Saat ini, dunia kuliner, terutama di sektor minuman, tengah mengalami perkembangan yang pesat dengan munculnya berbagai produk minuman kekinian. Tren minuman ini tidak hanya berkisar pada inovasi rasa yang unik, tetapi juga pada pemanfaatan cita rasa tradisional Indonesia yang kaya. Banyak pelaku industri kreatif mulai mengombinasikan elemen-elemen klasik dari berbagai daerah di Indonesia menjadi minuman kekinian yang menarik dan memikat.
Salah satu contoh yang mencolok adalah minuman yang terinspirasi dari es cendol. Dalam versi modernnya, es cendol sering disajikan dengan sentuhan tambahan, seperti susu kental manis, potongan buah, atau bahkan tanaman herbal seperti mint. Hal ini tidak hanya memberikan variasi rasa yang lebih menarik, tetapi juga meningkatkan daya tarik visualnya, membuatnya menjadi pilihan favorit oleh generasi muda yang gemar berburu minuman cepat saji yang funky dan Instagramable.
Di samping es cendol, minuman dari tape ketan hitam juga kini sudah banyak diolah menjadi variasi baru. Tape ketan hitam, yang merupakan makanan fermentasi khas Indonesia, diolah dengan cara inovatif, seperti dicampurkan dengan es krim, susu, dan topping menarik agar lebih menggugah selera. Kombinasi rasa manis, asam, dan creamy ini semakin menjadikannya salah satu favorit dalam daftar produk minuman kekinian.
Tidak ketinggalan, Bajigur dan Bandrek, yang merupakan minuman tradisional khas daerah Jawa Barat. Kini, kedua minuman ini telah bertransformasi menjadi minuman modern yang bisa dinikmati es atau diolah menjadi smoothies. Dengan mengubah presentasi serta menambahkan bahan-bahan seperti cokelat dan sirup karamel, Bajigur dan Bandrek berhasil menarik perhatian banyak kalangan, terutama mereka yang mencari minuman cepat saji dengan cita rasa asli Indonesia.

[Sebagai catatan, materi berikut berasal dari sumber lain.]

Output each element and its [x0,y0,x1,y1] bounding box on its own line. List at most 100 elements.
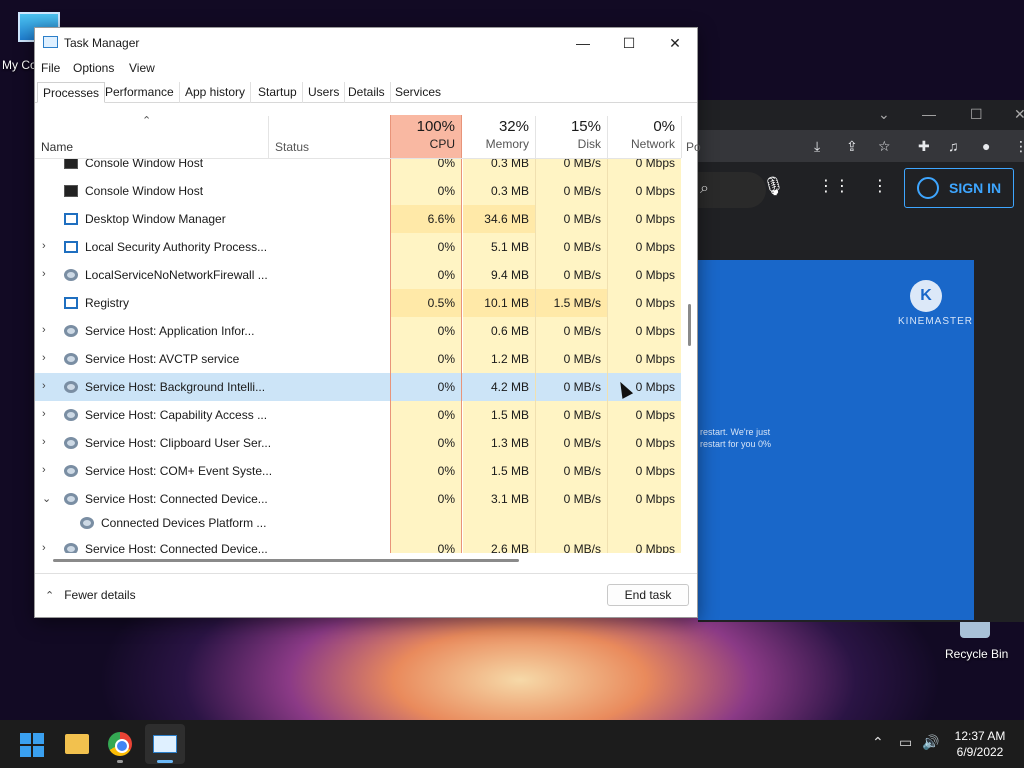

Kombinasi teh dan herba lokal juga menjadi salah satu idola dalam kategori minuman kekinian. Misalnya, teh varian jahe atau serai yang disajikan dalam bentuk dingin dengan potongan buah-buahan segar. Kombinasi segar ini dijamin membuat setiap tegukan menjadi pengalaman mencicipi cita rasa alami Indonesia yang hangat dan nyaman.
Beberapa pelaku usaha bahkan berani berinovasi dengan menciptakan minuman berbahan dasar tradisional yang dipadukan dengan es kopi, seperti kopi tubruk atau kopi luwak. Penambahan rempah-rempah khas, misalnya kayu manis atau kluwak, menghadirkan nuansa baru yang berbeda, menjadikan minuman kekinian ini tak hanya sekadar minuman, tetapi juga pengalaman menikmati cita rasa yang kaya.
Bubur ketan hitam juga tidak luput dari perhatian. Dengan mengubahnya menjadi minuman dingin, banyak kafe yang menawarkan ketan hitam dalam bentuk smoothie atau milkshake, dilengkapi dengan topping buah segar dan sirup manis yang membuatnya semakin menggoda. Pendekatan ini memberikan warna baru dan menarik bagi pecinta kuliner yang ingin mencoba sesuatu yang berbeda tanpa kehilangan citarasa tradisional.
Produk-produk minuman kekinian yang terinspirasi dari cita rasa tradisional Indonesia ini bukan hanya berhasil menggugah selera, tetapi juga memperkenalkan kekayaan kuliner nusantara kepada generasi baru. Inovasi yang terjadi menciptakan ruang bagi masyarakat untuk lebih mengenal dan mencintai warisan kuliner Indonesia sambil menikmati kesegaran dan keunikan dari setiap tegukan. Tren ini bukannya hanya sebatas fad sesaat, melainkan menjadi bagian dari upaya menjaga dan melestarikan kekayaan budaya bangsa dengan cara yang modern dan menarik.